Les tensions croissantes autour d’Essequibo, une région riche en pétrole de la taille de la Floride et contrôlée par la Guyane mais revendiquée par le Venezuela comme faisant partie de son territoire depuis le 19ème siècle, sont soudainement passées en tête de l’agenda de Lula, qui menace d’éclipser un sommet de dirigeants du Mercosur, qu’il accueillera jeudi à Rio de Janeiro.
Même si le président craint de devoir jouer un rôle de médiateur dans un conflit régional, il a déjà accepté la nécessité pour le plus grand pays d’Amérique du Sud d’intervenir pour calmer le conflit, selon quatre responsables gouvernementaux proches du dossier.

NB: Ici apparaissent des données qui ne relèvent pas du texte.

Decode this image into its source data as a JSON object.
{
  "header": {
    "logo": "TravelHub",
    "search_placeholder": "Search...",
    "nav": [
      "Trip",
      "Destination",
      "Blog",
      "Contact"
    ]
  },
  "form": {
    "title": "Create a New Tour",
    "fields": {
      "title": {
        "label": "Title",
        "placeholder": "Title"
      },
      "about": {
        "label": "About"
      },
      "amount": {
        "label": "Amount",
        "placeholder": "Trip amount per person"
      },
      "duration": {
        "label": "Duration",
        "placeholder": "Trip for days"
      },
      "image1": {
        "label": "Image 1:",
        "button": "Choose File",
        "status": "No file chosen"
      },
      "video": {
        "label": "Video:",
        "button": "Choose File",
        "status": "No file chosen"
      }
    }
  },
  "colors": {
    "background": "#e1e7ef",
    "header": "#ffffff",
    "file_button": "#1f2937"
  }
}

Mercredi, le parti de gauche Lula, allié traditionnel du président vénézuélien Nicolás Maduro et du défunt président Hugo Chávez, a passé des heures en réunions avec ses principaux conseillers aux affaires étrangères pour discuter du conflit, que la diplomatie brésilienne considère comme très sensible, ont indiqué des responsables, qui ont demandé l’anonymat car les conversations ne sont pas publiques.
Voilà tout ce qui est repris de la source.